I was wondering why the researchers hadn’t released any pictures of this newly discovered language, but on careful re-reading I realise it was transcribed in cunieform… so to me it would be totally indistinguishable from any other Hittite tablet.
Yeah sure fuck it. Let’s just read the ancient mystery tablet and see what happens. I’m willing to roll those dice right now.
It could be another complaint letter about copper
Fuck Ea-nāṣir and his low grade copper.
We can only hope
I can’t believe I have to say this but: ghosts aren’t real.
That’s exactly what a ghost on the Internet would say.
“My cousin Nanni in Akkadia warned me not to buy copper from you, but I foolishly did not heed his warning…”
Turns out it’s Java
Back when they didn’t have virtual machines so they had to hand-transpile it into Fortran and encode that onto punch slabs to put in their stone computers
Except that it was so long ago that they were still using Onetran.
Archeology never ceases to amaze me.
I will always regret not going for an archaeology degree in college.
No you won’t. As was explained by an actual archaeologist, the domain is likened to a ponzi scheme where you spend more time trying to convince investors to finance your digging through the mud than actually finding anything worth investing in. You will give everything you have and more to the lowest bidder, because all the rich people you’d look to invest are already taken by professors much older and much more experienced than you are. Dirty deeds are abound and everywhere you go there will be no escape from smuggling, money laundering or corporate interests clashing with your own. The archaeology profession is synonymous with nepotism and corruption because all the purists are already buried deep next to the relics they so wished to uncover.
You could always work in cultural resource management. Here in Canada archaeological assessment is a legal requirement before any major construction, so there’s always work to do without begging for investors. That said you’ll be more educated and less paid than other trades-people you’ll encounter on site, and that makes all the hard work certainly feel less rewarding.
This is spot on. Anthropology is similar, except that there is absolutely no money whatsoever and the fights are over community college gigs.
Honestly, digs interest me less than landscape archaeology, which is a whole different ballgame, as it requires very little funding. You can do a lot of it with a map and a bicycle if you know what I’m doing. I don’t know what I’m doing though.

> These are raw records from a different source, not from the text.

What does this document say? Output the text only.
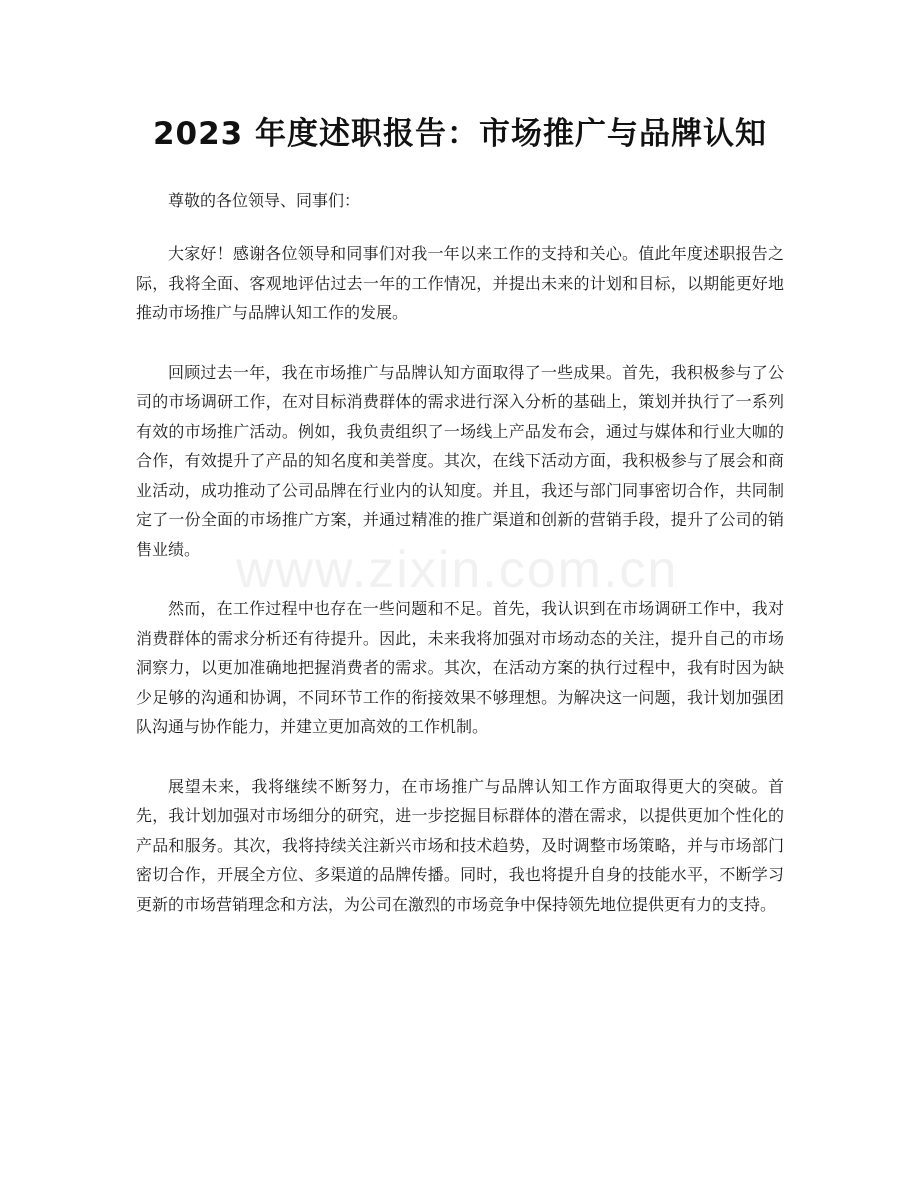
2023 年度述职报告：市场推广与品牌认知
www.zixin.com.cn

尊敬的各位领导、同事们：

大家好！感谢各位领导和同事们对我一年以来工作的支持和关心。值此年度述职报告之际，我将全面、客观地评估过去一年的工作情况，并提出未来的计划和目标，以期能更好地推动市场推广与品牌认知工作的发展。

回顾过去一年，我在市场推广与品牌认知方面取得了一些成果。首先，我积极参与了公司的市场调研工作，在对目标消费群体的需求进行深入分析的基础上，策划并执行了一系列有效的市场推广活动。例如，我负责组织了一场线上产品发布会，通过与媒体和行业大咖的合作，有效提升了产品的知名度和美誉度。其次，在线下活动方面，我积极参与了展会和商业活动，成功推动了公司品牌在行业内的认知度。并且，我还与部门同事密切合作，共同制定了一份全面的市场推广方案，并通过精准的推广渠道和创新的营销手段，提升了公司的销售业绩。

然而，在工作过程中也存在一些问题和不足。首先，我认识到在市场调研工作中，我对消费群体的需求分析还有待提升。因此，未来我将加强对市场动态的关注，提升自己的市场洞察力，以更加准确地把握消费者的需求。其次，在活动方案的执行过程中，我有时因为缺少足够的沟通和协调，不同环节工作的衔接效果不够理想。为解决这一问题，我计划加强团队沟通与协作能力，并建立更加高效的工作机制。

展望未来，我将继续不断努力，在市场推广与品牌认知工作方面取得更大的突破。首先，我计划加强对市场细分的研究，进一步挖掘目标群体的潜在需求，以提供更加个性化的产品和服务。其次，我将持续关注新兴市场和技术趋势，及时调整市场策略，并与市场部门密切合作，开展全方位、多渠道的品牌传播。同时，我也将提升自身的技能水平，不断学习更新的市场营销理念和方法，为公司在激烈的市场竞争中保持领先地位提供更有力的支持。
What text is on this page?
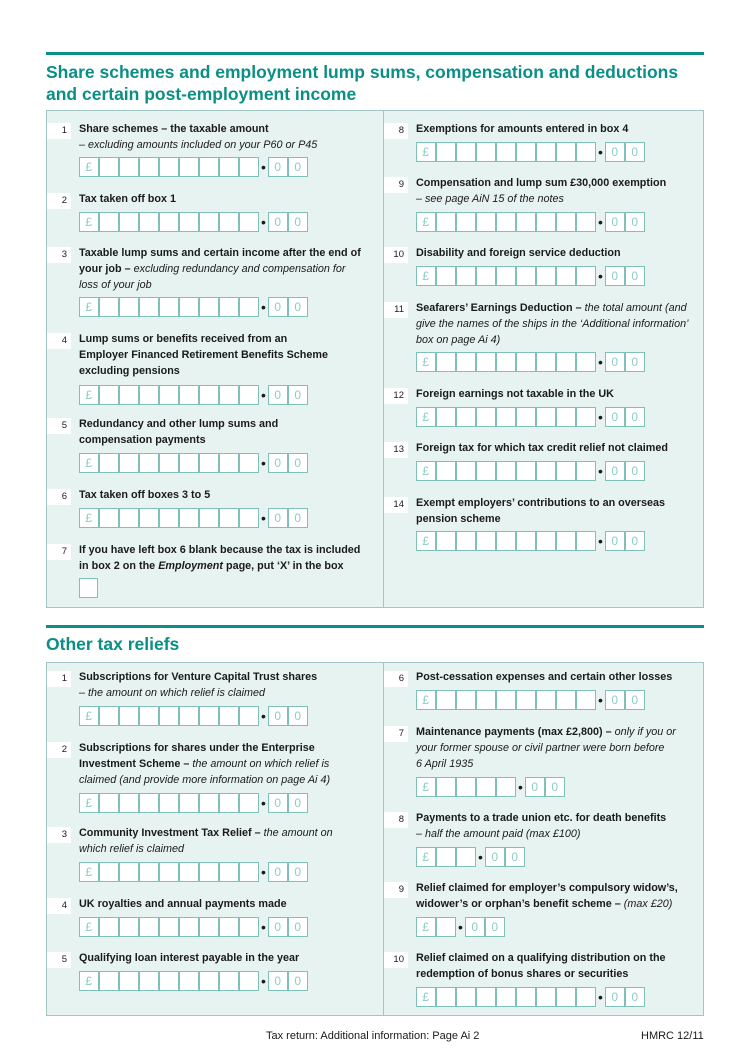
Share schemes and employment lump sums, compensation and deductions
and certain post-employment income
1	Share schemes – the taxable amount
– excluding amounts included on your P60 or P45
£	• 0	0
2	Tax taken off box 1
£	• 0	0
3	Taxable lump sums and certain income after the end of
your job – excluding redundancy and compensation for
loss of your job
£	• 0	0
4	Lump sums or benefits received from an
Employer Financed Retirement Benefits Scheme
excluding pensions
£	• 0	0
5	Redundancy and other lump sums and
compensation payments
£	• 0	0
6	Tax taken off boxes 3 to 5
£	• 0	0
7	If you have left box 6 blank because the tax is included
in box 2 on the Employment page, put ‘X’ in the box
8	Exemptions for amounts entered in box 4
£	• 0	0
9	Compensation and lump sum £30,000 exemption
– see page AiN 15 of the notes
£	• 0	0
10	Disability and foreign service deduction
£	• 0	0
11	Seafarers’ Earnings Deduction – the total amount (and
give the names of the ships in the ‘Additional information’
box on page Ai 4)
£	• 0	0
12	Foreign earnings not taxable in the UK
£	• 0	0
13	Foreign tax for which tax credit relief not claimed
£	• 0	0
14	Exempt employers’ contributions to an overseas
pension scheme
£	• 0	0
Other tax reliefs
1	Subscriptions for Venture Capital Trust shares
– the amount on which relief is claimed
£	• 0	0
2	Subscriptions for shares under the Enterprise
Investment Scheme – the amount on which relief is
claimed (and provide more information on page Ai 4)
£	• 0	0
3	Community Investment Tax Relief – the amount on
which relief is claimed
£	• 0	0
4	UK royalties and annual payments made
£	• 0	0
5	Qualifying loan interest payable in the year
£	• 0	0
6	Post-cessation expenses and certain other losses
£	• 0	0
7	Maintenance payments (max £2,800) – only if you or
your former spouse or civil partner were born before
6 April 1935
£	• 0	0
8	Payments to a trade union etc. for death benefits
– half the amount paid (max £100)
£	• 0	0
9	Relief claimed for employer’s compulsory widow’s,
widower’s or orphan’s benefit scheme – (max £20)
£	• 0	0
10	Relief claimed on a qualifying distribution on the
redemption of bonus shares or securities
£	• 0	0
Tax return: Additional information: Page Ai 2	HMRC 12/11
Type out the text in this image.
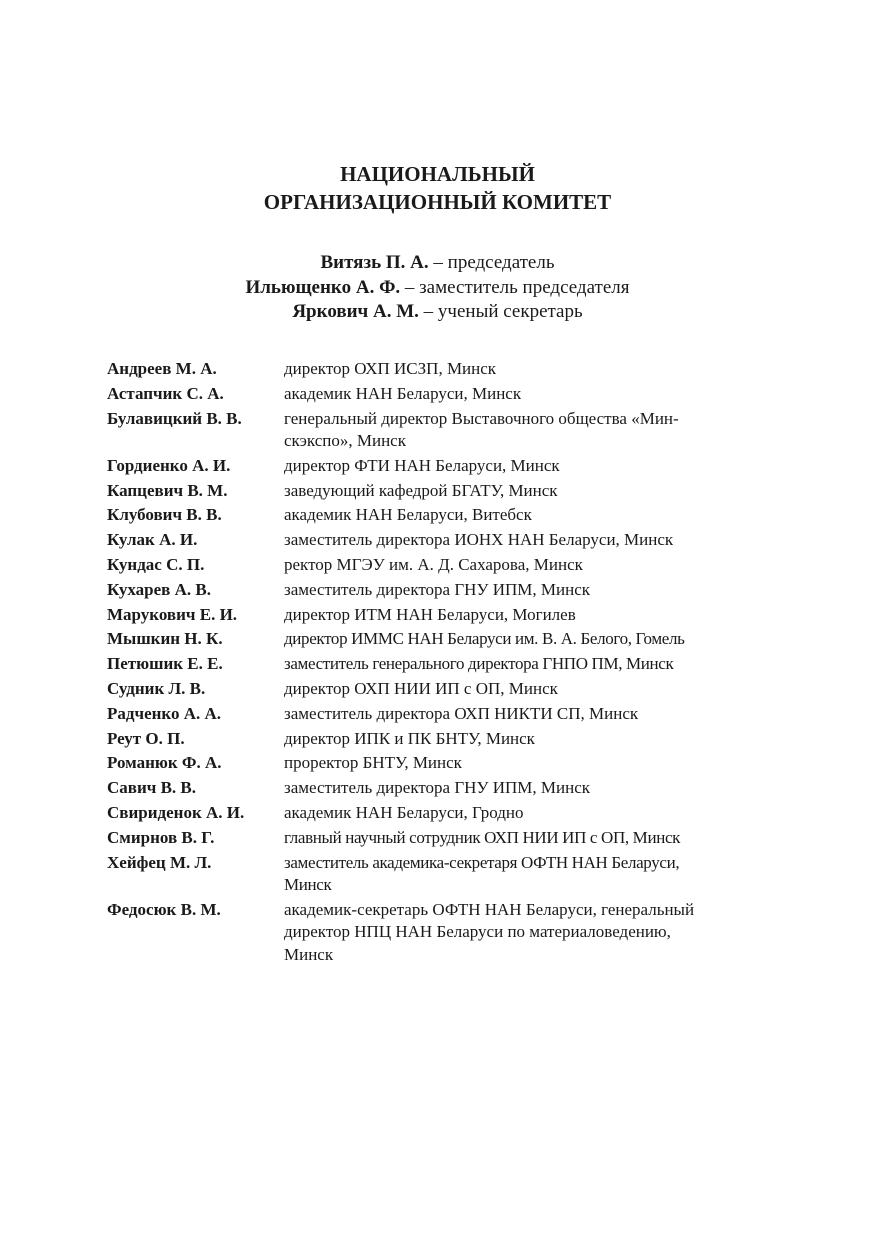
НАЦИОНАЛЬНЫЙ
ОРГАНИЗАЦИОННЫЙ КОМИТЕТ
Витязь П. А. – председатель
Ильющенко А. Ф. – заместитель председателя
Яркович А. М. – ученый секретарь
Андреев М. А.	директор ОХП ИСЗП, Минск
Астапчик С. А.	академик НАН Беларуси, Минск
Булавицкий В. В.	генеральный директор Выставочного общества «Мин-
скэкспо», Минск
Гордиенко А. И.	директор ФТИ НАН Беларуси, Минск
Капцевич В. М.	заведующий кафедрой БГАТУ, Минск
Клубович В. В.	академик НАН Беларуси, Витебск
Кулак А. И.	заместитель директора ИОНХ НАН Беларуси, Минск
Кундас С. П.	ректор МГЭУ им. А. Д. Сахарова, Минск
Кухарев А. В.	заместитель директора ГНУ ИПМ, Минск
Марукович Е. И.	директор ИТМ НАН Беларуси, Могилев
Мышкин Н. К.	директор ИММС НАН Беларуси им. В. А. Белого, Гомель
Петюшик Е. Е.	заместитель генерального директора ГНПО ПМ, Минск
Судник Л. В.	директор ОХП НИИ ИП с ОП, Минск
Радченко А. А.	заместитель директора ОХП НИКТИ СП, Минск
Реут О. П.	директор ИПК и ПК БНТУ, Минск
Романюк Ф. А.	проректор БНТУ, Минск
Савич В. В.	заместитель директора ГНУ ИПМ, Минск
Свириденок А. И.	академик НАН Беларуси, Гродно
Смирнов В. Г.	главный научный сотрудник ОХП НИИ ИП с ОП, Минск
Хейфец М. Л.	заместитель академика-секретаря ОФТН НАН Беларуси,
Минск
Федосюк В. М.	академик-секретарь ОФТН НАН Беларуси, генеральный
директор НПЦ НАН Беларуси по материаловедению,
Минск
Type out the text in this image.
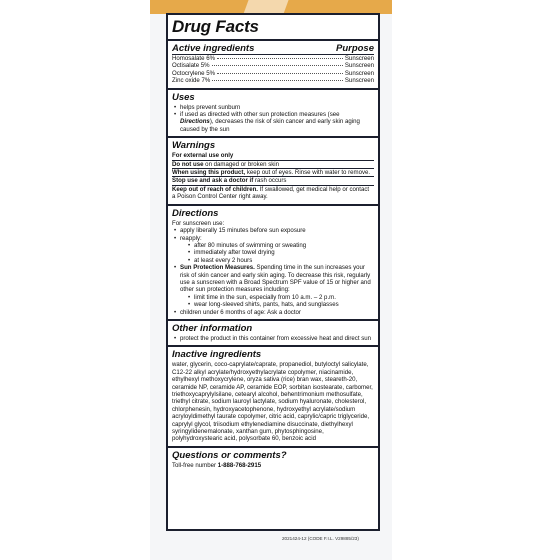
Drug Facts
Active ingredients	Purpose
Homosalate 6%	Sunscreen
Octisalate 5%	Sunscreen
Octocrylene 5%	Sunscreen
Zinc oxide 7%	Sunscreen
Uses
• helps prevent sunburn
• if used as directed with other sun protection measures (see Directions), decreases the risk of skin cancer and early skin aging caused by the sun
Warnings
For external use only
Do not use on damaged or broken skin
When using this product, keep out of eyes. Rinse with water to remove.
Stop use and ask a doctor if rash occurs
Keep out of reach of children. If swallowed, get medical help or contact a Poison Control Center right away.
Directions
For sunscreen use:
• apply liberally 15 minutes before sun exposure
• reapply:
• after 80 minutes of swimming or sweating
• immediately after towel drying
• at least every 2 hours
• Sun Protection Measures. Spending time in the sun increases your risk of skin cancer and early skin aging. To decrease this risk, regularly use a sunscreen with a Broad Spectrum SPF value of 15 or higher and other sun protection measures including:
• limit time in the sun, especially from 10 a.m. – 2 p.m.
• wear long-sleeved shirts, pants, hats, and sunglasses
• children under 6 months of age: Ask a doctor
Other information
• protect the product in this container from excessive heat and direct sun
Inactive ingredients
water, glycerin, coco-caprylate/caprate, propanediol, butyloctyl salicylate, C12-22 alkyl acrylate/hydroxyethylacrylate copolymer, niacinamide, ethylhexyl methoxycrylene, oryza sativa (rice) bran wax, steareth-20, ceramide NP, ceramide AP, ceramide EOP, sorbitan isostearate, carbomer, triethoxycaprylylsilane, cetearyl alcohol, behentrimonium methosulfate, triethyl citrate, sodium lauroyl lactylate, sodium hyaluronate, cholesterol, chlorphenesin, hydroxyacetophenone, hydroxyethyl acrylate/sodium acryloyldimethyl taurate copolymer, citric acid, caprylic/capric triglyceride, caprylyl glycol, triisodium ethylenediamine disuccinate, diethylhexyl syringylidenemalonate, xanthan gum, phytosphingosine, polyhydroxystearic acid, polysorbate 60, benzoic acid
Questions or comments?
Toll-free number 1-888-768-2915
2021424-12 (CODE F.I.L. V29885/23)
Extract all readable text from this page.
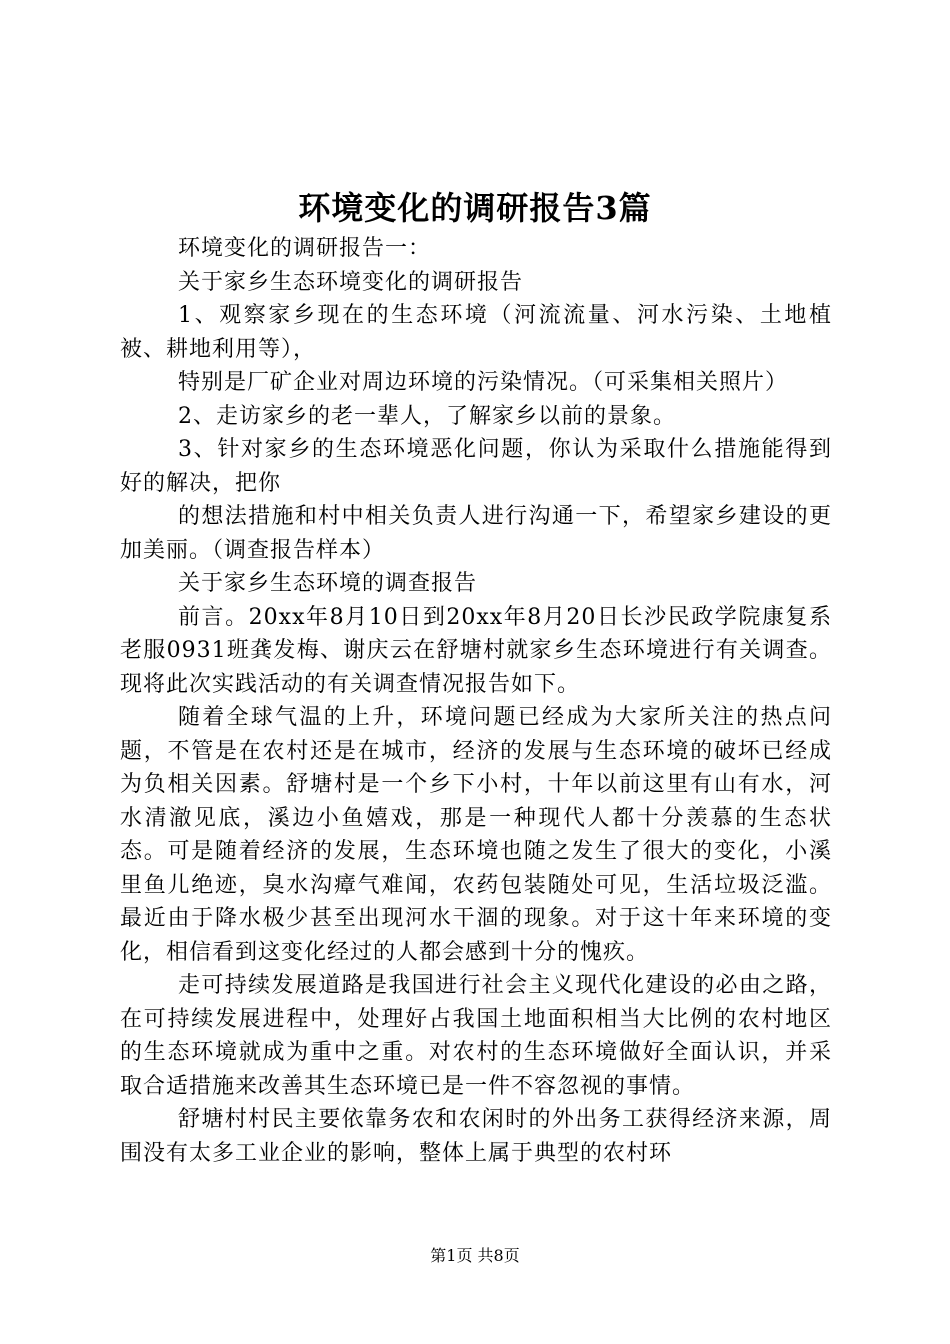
环境变化的调研报告3篇

环境变化的调研报告一：

关于家乡生态环境变化的调研报告

1、观察家乡现在的生态环境（河流流量、河水污染、土地植被、耕地利用等），

特别是厂矿企业对周边环境的污染情况。（可采集相关照片）

2、走访家乡的老一辈人，了解家乡以前的景象。

3、针对家乡的生态环境恶化问题，你认为采取什么措施能得到好的解决，把你

的想法措施和村中相关负责人进行沟通一下，希望家乡建设的更加美丽。（调查报告样本）

关于家乡生态环境的调查报告

前言。20xx年8月10日到20xx年8月20日长沙民政学院康复系老服0931班龚发梅、谢庆云在舒塘村就家乡生态环境进行有关调查。现将此次实践活动的有关调查情况报告如下。

随着全球气温的上升，环境问题已经成为大家所关注的热点问题，不管是在农村还是在城市，经济的发展与生态环境的破坏已经成为负相关因素。舒塘村是一个乡下小村，十年以前这里有山有水，河水清澈见底，溪边小鱼嬉戏，那是一种现代人都十分羡慕的生态状态。可是随着经济的发展，生态环境也随之发生了很大的变化，小溪里鱼儿绝迹，臭水沟瘴气难闻，农药包装随处可见，生活垃圾泛滥。最近由于降水极少甚至出现河水干涸的现象。对于这十年来环境的变化，相信看到这变化经过的人都会感到十分的愧疚。

走可持续发展道路是我国进行社会主义现代化建设的必由之路，在可持续发展进程中，处理好占我国土地面积相当大比例的农村地区的生态环境就成为重中之重。对农村的生态环境做好全面认识，并采取合适措施来改善其生态环境已是一件不容忽视的事情。

舒塘村村民主要依靠务农和农闲时的外出务工获得经济来源，周围没有太多工业企业的影响，整体上属于典型的农村环

第1页 共8页
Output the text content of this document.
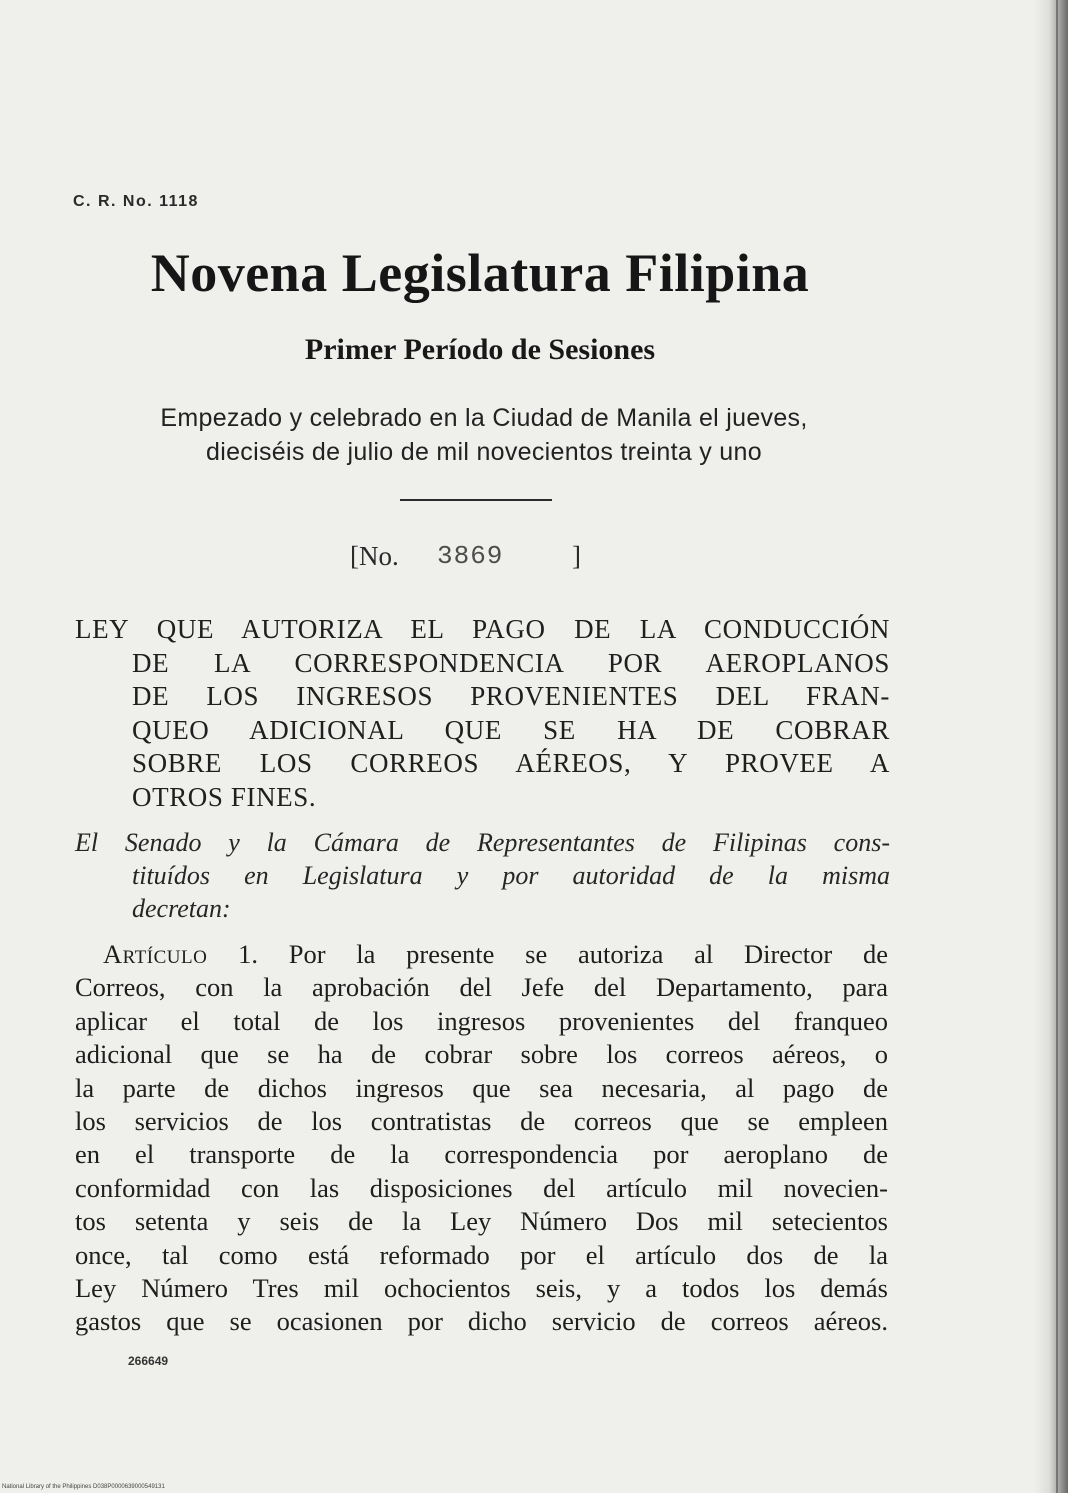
C. R. No. 1118
Novena Legislatura Filipina
Primer Período de Sesiones
Empezado y celebrado en la Ciudad de Manila el jueves,
dieciséis de julio de mil novecientos treinta y uno
[No. 3869	]
LEY QUE AUTORIZA EL PAGO DE LA CONDUCCIÓN
DE LA CORRESPONDENCIA POR AEROPLANOS
DE LOS INGRESOS PROVENIENTES DEL FRAN-
QUEO ADICIONAL QUE SE HA DE COBRAR
SOBRE LOS CORREOS AÉREOS, Y PROVEE A
OTROS FINES.
El Senado y la Cámara de Representantes de Filipinas cons-
tituídos en Legislatura y por autoridad de la misma
decretan:
Artículo 1. Por la presente se autoriza al Director de
Correos, con la aprobación del Jefe del Departamento, para
aplicar el total de los ingresos provenientes del franqueo
adicional que se ha de cobrar sobre los correos aéreos, o
la parte de dichos ingresos que sea necesaria, al pago de
los servicios de los contratistas de correos que se empleen
en el transporte de la correspondencia por aeroplano de
conformidad con las disposiciones del artículo mil novecien-
tos setenta y seis de la Ley Número Dos mil setecientos
once, tal como está reformado por el artículo dos de la
Ley Número Tres mil ochocientos seis, y a todos los demás
gastos que se ocasionen por dicho servicio de correos aéreos.
266649
National Library of the Philippines D038P0000639000549131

Then go learn and after that, have fun.
I’m 46 and don’t have the time, money or energy to go back to school at this point. But it’s a nice thought and I’ll continue to read up on Ohio’s Hopewell Culture and the Mississippian culture to the West that came after it and all of the amazing marks they left on the landscape (although so many have been destroyed).
I had a thought of some archaeologists dusting off a first-gen ipad and peering at it through a microscope
The message was translated ‘what r u up to rn? I wanna double park on that booty baby’
Hey, who swapped my Fertility Ceremony tablet with my Funerary Rites tablet!?